In Wreningham, an event planning meeting was held on Wednesday 27th April 1887 in the schoolroom. It included villagers: the Rev Upcher, Charles Hammond, S Mullinger, Dennis W Long, Thomas Rushbrooke, Robert Day, Robert Dennis Day, Henry Bothway, Alfred Quantrell and John Kersey.
It was decided to solicit funding for a celebration on the 21st June; this would include the provision of “a free meal” to every parishioner. A committee was selected and Robert Dennis Day was elected secretary.
On Thursday 12th May, Alfred Quantrell organised a fundraising event for family and friends in his barn, at Peartree Farm. The barn was “filled”. Robert Dennis Day was please to report that he had carried out all the associated printing free of charge!
The following planning meeting took place on the 24th May and it was decided that all the provisions for the 21st June event would be bought through the village tradesmen.
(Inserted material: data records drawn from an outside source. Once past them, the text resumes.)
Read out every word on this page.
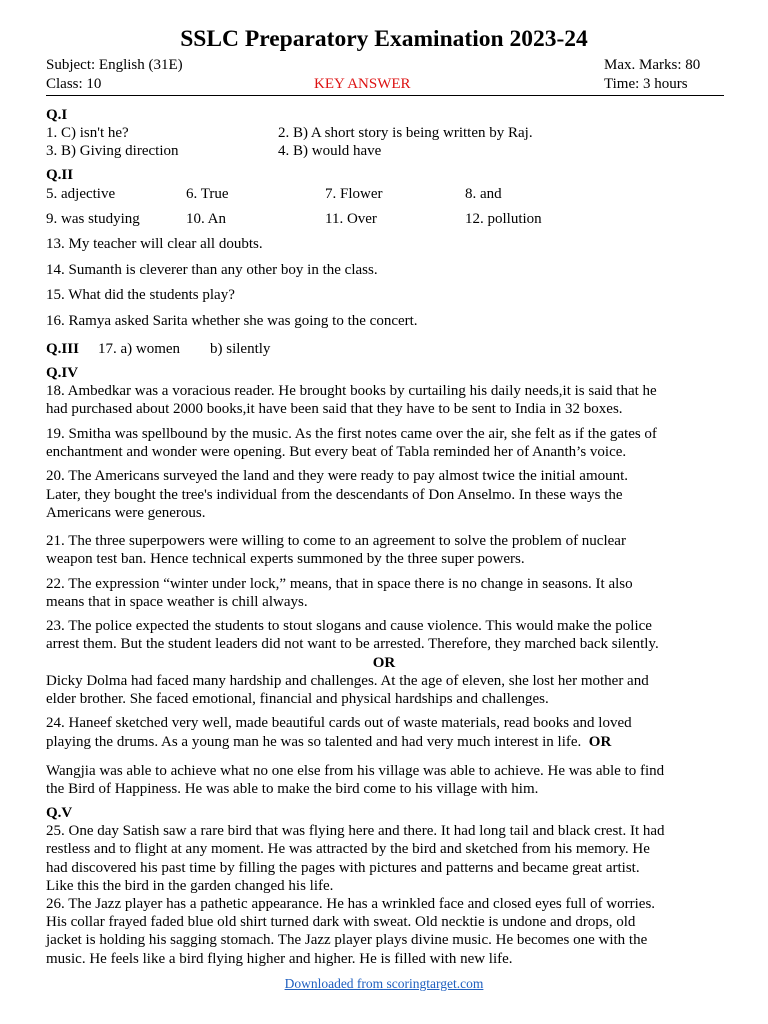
SSLC Preparatory Examination 2023-24
Subject: English (31E)	Max. Marks: 80
Class: 10	KEY ANSWER	Time: 3 hours
Q.I
1. C) isn't he?	2. B) A short story is being written by Raj.
3. B) Giving direction	4. B) would have
Q.II
5. adjective	6. True	7. Flower	8. and
9. was studying	10. An	11. Over	12. pollution
13. My teacher will clear all doubts.
14. Sumanth is cleverer than any other boy in the class.
15. What did the students play?
16. Ramya asked Sarita whether she was going to the concert.
Q.III 17. a) women b) silently
Q.IV
18. Ambedkar was a voracious reader. He brought books by curtailing his daily needs,it is said that he
had purchased about 2000 books,it have been said that they have to be sent to India in 32 boxes.
19. Smitha was spellbound by the music. As the first notes came over the air, she felt as if the gates of
enchantment and wonder were opening. But every beat of Tabla reminded her of Ananth’s voice.
20. The Americans surveyed the land and they were ready to pay almost twice the initial amount.
Later, they bought the tree's individual from the descendants of Don Anselmo. In these ways the
Americans were generous.
21. The three superpowers were willing to come to an agreement to solve the problem of nuclear
weapon test ban. Hence technical experts summoned by the three super powers.
22. The expression “winter under lock,” means, that in space there is no change in seasons. It also
means that in space weather is chill always.
23. The police expected the students to stout slogans and cause violence. This would make the police
arrest them. But the student leaders did not want to be arrested. Therefore, they marched back silently.
OR
Dicky Dolma had faced many hardship and challenges. At the age of eleven, she lost her mother and
elder brother. She faced emotional, financial and physical hardships and challenges.
24. Haneef sketched very well, made beautiful cards out of waste materials, read books and loved
playing the drums. As a young man he was so talented and had very much interest in life. OR
Wangjia was able to achieve what no one else from his village was able to achieve. He was able to find
the Bird of Happiness. He was able to make the bird come to his village with him.
Q.V
25. One day Satish saw a rare bird that was flying here and there. It had long tail and black crest. It had
restless and to flight at any moment. He was attracted by the bird and sketched from his memory. He
had discovered his past time by filling the pages with pictures and patterns and became great artist.
Like this the bird in the garden changed his life.
26. The Jazz player has a pathetic appearance. He has a wrinkled face and closed eyes full of worries.
His collar frayed faded blue old shirt turned dark with sweat. Old necktie is undone and drops, old
jacket is holding his sagging stomach. The Jazz player plays divine music. He becomes one with the
music. He feels like a bird flying higher and higher. He is filled with new life.
Downloaded from scoringtarget.com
A third meeting of the committee, a few days later, agreed to engage the services of Barham’s Band with its bandmaster – at a charge of £3.
On the day before the big event, a large tent was erected on the Rectory Grounds with the help of the village farming community – presumably this was the same site as the current sports-field? Members of the committee were prominent in the preparations – Alfred Quantrell provided the tables.
The entire village population was invited (433 men, women and children – not much different to today’s village population) and most are understood to have participated.
The day’s events got under way with a short church service, On leaving church, the congregation were met outside by the band which led the way to the rectory grounds. The meal (first, for the adults) comprised roast and boiled beef, plum pudding and ale. The children’s meal followed – with sandwiches, plum pudding and tea, after which, children and teachers were presented with medals by the Rev Upcher and his daughter.
Sports then commenced – with the winners presented with sweets for the children and tobacco for the men. (Presumably, the women didn’t do sport – although they were later thanked for the cooking!)
Nothing went to waste. The set tables had included 54 mustard glasses and spoons, 60 salts and spoons, 10 tins of Jubilee Biscuits – not to mention 94 yards of calico. All of these were included as sports prizes, too.
“Dancing was freely indulged in the the strains of Barhan’s band”. In the evening, the remainder of the food was consumed. Events concluded with “a fine display of fireworks” and everything was over by 11.30pm.
The committee had a final meeting on 4th July (in the schoolroom) to examine the accounts and make payments to the suppliers. The event’s budget was just over £35 – the published accounts tell us there was ten pence left over!
Some months later, Robert Dennis Day was presented with a “novel designed cabinet for writing materials” as thanks for his services to the village.
In November that year, a booklet recording the Wreningham event was published by Robert Dennis Day and delivered around the village. Stapled into the booklet binding was a national booklet of the same size providing a brief history of the Royal family describing the story of Queen Victoria and her late consort. Somewhat bizarrely, the Wreningham element of the publication included a section headed: “Deaths in Wreningham 1870” but also listed many notable village events between the years of 1870 and 1887.
The booklet listed the names of all the householders living in Wreningham in 1887 plus all the tradesmen. A four page pull-out gave readers the price of flour in every year between 1847 and 1887. There was also a lot of advertising for Robert Dennis Day’s shop!
In the closing pages of his booklet, Robert Dennis Day remarked that his publication “will prove interesting to many …. in years to come, it may be more interesting than at present”. At least four paper copies of the booklet remain in the village, today. Maybe there are others? The contents have, indeed, proved very interesting as well as helping us fill a few more gaps in our village history.